The students of the Regional Field Geology class and their professor, Dr. Amy Berger, spent their spring break learning about the geology (and some biology, history, and cultural heritage) of the San Francisco Bay Area. Here are some of their highlights from the trip.
Junior Environmental Science and Biology major
Natural Bridges State Beach
"This park is located right along the shore and is known for its large “bridge” of rock. While there, we saw beautiful sandstones carved by crashing waves, large and small birds, and—my favorite—tidal pools! In these pools were mussels, snails, anemones (with lime green tentacles).
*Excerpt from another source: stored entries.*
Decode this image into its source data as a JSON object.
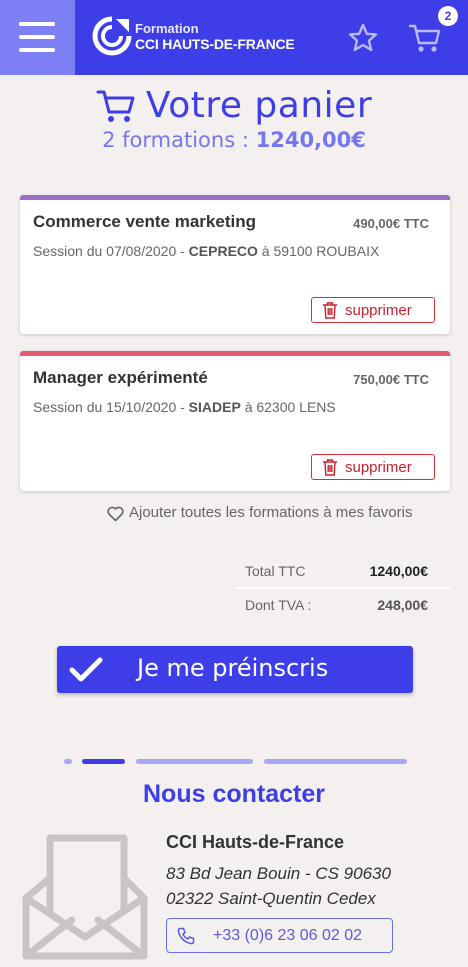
{
  "header": {
    "brand_line1": "Formation",
    "brand_line2": "CCI HAUTS-DE-FRANCE",
    "cart_count": "2",
    "color_primary": "#3e3ee8",
    "color_menu": "#7e7ef5",
    "icons": [
      "menu-icon",
      "cci-logo",
      "star-icon",
      "cart-icon"
    ]
  },
  "cart": {
    "title": "Votre panier",
    "summary_count": "2 formations :",
    "summary_total": "1240,00€"
  },
  "items": [
    {
      "name": "Commerce vente marketing",
      "price": "490,00€ TTC",
      "session_prefix": "Session du 07/08/2020 -",
      "organism": "CEPRECO",
      "location": "à 59100 ROUBAIX",
      "delete_label": "supprimer",
      "stripe_color": "#9b6dc6"
    },
    {
      "name": "Manager expérimenté",
      "price": "750,00€ TTC",
      "session_prefix": "Session du 15/10/2020 -",
      "organism": "SIADEP",
      "location": "à 62300 LENS",
      "delete_label": "supprimer",
      "stripe_color": "#e45a72"
    }
  ],
  "favorites_label": "Ajouter toutes les formations à mes favoris",
  "totals": {
    "total_label": "Total TTC",
    "total_value": "1240,00€",
    "tva_label": "Dont TVA :",
    "tva_value": "248,00€"
  },
  "cta_label": "Je me préinscris",
  "contact": {
    "title": "Nous contacter",
    "org": "CCI Hauts-de-France",
    "address_line1": "83 Bd Jean Bouin - CS 90630",
    "address_line2": "02322 Saint-Quentin Cedex",
    "phone": "+33 (0)6 23 06 02 02"
  }
}
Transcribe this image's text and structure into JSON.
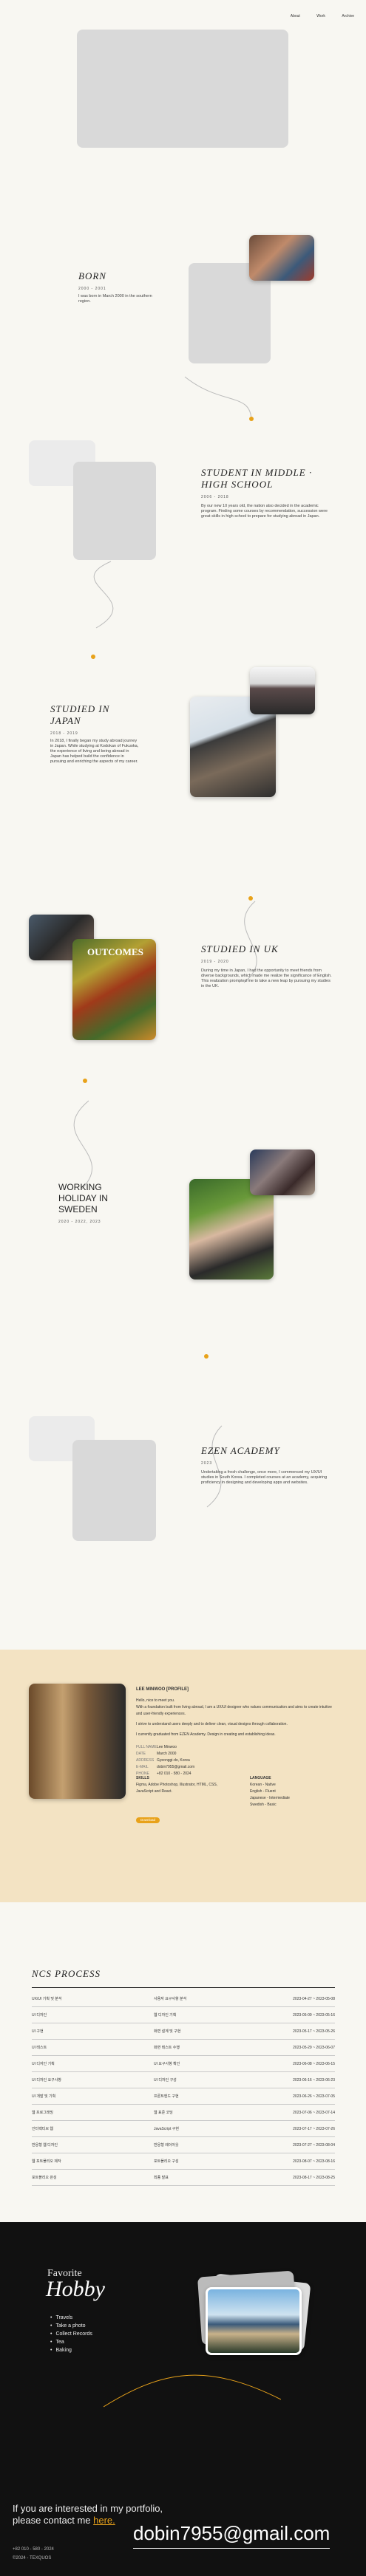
{
  "nav": {
    "items": [
      "About",
      "Work",
      "Archive"
    ]
  },
  "timeline": {
    "born": {
      "title": "BORN",
      "date": "2000 - 2001",
      "desc": "I was born in March 2000 in the southern region."
    },
    "school": {
      "title": "STUDENT IN MIDDLE · HIGH SCHOOL",
      "date": "2006 - 2018",
      "desc": "By our new 10 years old, the nation also decided in the academic program. Finding some courses by recommendation, succession were great skills in high school to prepare for studying abroad in Japan."
    },
    "japan": {
      "title": "STUDIED IN JAPAN",
      "date": "2018 - 2019",
      "desc": "In 2018, I finally began my study abroad journey in Japan. While studying at Kodokan of Fukuoka, the experience of living and being abroad in Japan has helped build the confidence in pursuing and enriching the aspects of my career."
    },
    "uk": {
      "title": "STUDIED IN UK",
      "date": "2019 - 2020",
      "desc": "During my time in Japan, I had the opportunity to meet friends from diverse backgrounds, which made me realize the significance of English. This realization prompted me to take a new leap by pursuing my studies in the UK."
    },
    "sweden": {
      "title": "WORKING HOLIDAY IN SWEDEN",
      "date": "2020 - 2022, 2023"
    },
    "ezen": {
      "title": "EZEN ACADEMY",
      "date": "2023",
      "desc": "Undertaking a fresh challenge, once more, I commenced my UX/UI studies in South Korea. I completed courses at an academy, acquiring proficiency in designing and developing apps and websites."
    },
    "uk_photo_caption": "OUTCOMES"
  },
  "profile": {
    "name": "LEE MINWOO [PROFILE]",
    "intro1": "Hello, nice to meet you.",
    "intro2": "With a foundation built from living abroad, I am a UX/UI designer who values communication and aims to create intuitive and user-friendly experiences.",
    "intro3": "I strive to understand users deeply and to deliver clean, visual designs through collaboration.",
    "intro4": "I currently graduated from EZEN Academy. Design in creating and establishing ideas.",
    "fields": [
      {
        "label": "FULL NAME",
        "value": "Lee Minwoo"
      },
      {
        "label": "DATE",
        "value": "March 2000"
      },
      {
        "label": "ADDRESS",
        "value": "Gyeonggi-do, Korea"
      },
      {
        "label": "E-MAIL",
        "value": "dobin7955@gmail.com"
      },
      {
        "label": "PHONE",
        "value": "+82 010 - 580 - 2024"
      }
    ],
    "skills_title": "SKILLS",
    "skills_desc": "Figma, Adobe Photoshop, Illustrator, HTML, CSS, JavaScript and React.",
    "language_title": "LANGUAGE",
    "languages": [
      "Korean - Native",
      "English - Fluent",
      "Japanese - Intermediate",
      "Swedish - Basic"
    ],
    "button": "Download"
  },
  "ncs": {
    "title": "NCS PROCESS",
    "rows": [
      {
        "name": "UX/UI 기획 및 분석",
        "detail": "사용자 요구사항 분석",
        "date": "2023-04-27 ~ 2023-05-08"
      },
      {
        "name": "UI 디자인",
        "detail": "웹 디자인 기획",
        "date": "2023-05-09 ~ 2023-05-16"
      },
      {
        "name": "UI 구현",
        "detail": "화면 설계 및 구현",
        "date": "2023-05-17 ~ 2023-05-26"
      },
      {
        "name": "UI 테스트",
        "detail": "화면 테스트 수행",
        "date": "2023-05-29 ~ 2023-06-07"
      },
      {
        "name": "UI 디자인 기획",
        "detail": "UI 요구사항 확인",
        "date": "2023-06-08 ~ 2023-06-15"
      },
      {
        "name": "UI 디자인 요구사항",
        "detail": "UI 디자인 구성",
        "date": "2023-06-16 ~ 2023-06-23"
      },
      {
        "name": "UI 개발 및 기획",
        "detail": "프론트엔드 구현",
        "date": "2023-06-26 ~ 2023-07-05"
      },
      {
        "name": "웹 프로그래밍",
        "detail": "웹 표준 코딩",
        "date": "2023-07-06 ~ 2023-07-14"
      },
      {
        "name": "인터랙티브 웹",
        "detail": "JavaScript 구현",
        "date": "2023-07-17 ~ 2023-07-26"
      },
      {
        "name": "반응형 웹 디자인",
        "detail": "반응형 레이아웃",
        "date": "2023-07-27 ~ 2023-08-04"
      },
      {
        "name": "웹 포트폴리오 제작",
        "detail": "포트폴리오 구성",
        "date": "2023-08-07 ~ 2023-08-16"
      },
      {
        "name": "포트폴리오 완성",
        "detail": "최종 발표",
        "date": "2023-08-17 ~ 2023-08-25"
      }
    ]
  },
  "hobby": {
    "small": "Favorite",
    "big": "Hobby",
    "items": [
      "Travels",
      "Take a photo",
      "Collect Records",
      "Tea",
      "Baking"
    ]
  },
  "contact": {
    "line1": "If you are interested in my portfolio,",
    "line2": "please contact me",
    "here": "here.",
    "email": "dobin7955@gmail.com",
    "phone": "+82 010 - 580 - 2024",
    "copyright": "©2024 - TEXQUOS"
  },
  "colors": {
    "accent": "#e8a21a",
    "profile_bg": "#f3e3c3",
    "dark": "#111111"
  }
}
I was so engrossed in the tidal pools that I didn’t notice I had gotten too close to the rocky shore and ended up with a face full of sea water from a crashing wave."
Fort Ord Dunes State Park
"What was once a training ground for the military (from as long ago as 1917!) is now a park where tourists can come to see large dunes covered in plant life, bounded by the roaring ocean. It was great to walk along in a fascinating geological environment that is also a historical landmark. As we were leaving, we stopped to look at the abandoned military housing complex. To see these rows of yellow buildings, slowly being taken over by vegetation, was very cool to say the least!"
Senior Environmental Science and Music major
Point Lobos State Park and the Marin Headlands
"My personal favorite part of the day was visiting Point Lobos where we got to see several different marine mammals and birds—harbor seals, Brandt’s cormorants, and otters! We made a surprise stop for lunch at a Japanese botanical garden. We ended the day with a scenic walk along the Marin Headlands that overlook the San Francisco Bay."
Senior Environmental Science major
Big Basin National Park
"It was a four mile hike to Sempervirens Falls and back. We encountered several types of wildlife including black-tailed deer, ravens, banana slugs, and squirrels. The biggest feature of the day were the giant redwood trees: Sequoia sempervirens. We saw many different sizes and shapes of redwoods. The park geology was mostly covered by the dense forest but there were rocks and boulders and amazing topography we saw on our hike. The waterfall was the best geologic feature of the day. The water drops about 20 feet from a rock cliff jutting out over a small pond, before it continues down Sempervirens Creek. We were able to see bits of granite from the very deepest rocks in the area. The Ben Lomond Fault runs through this park, although we didn’t see any evidence of it."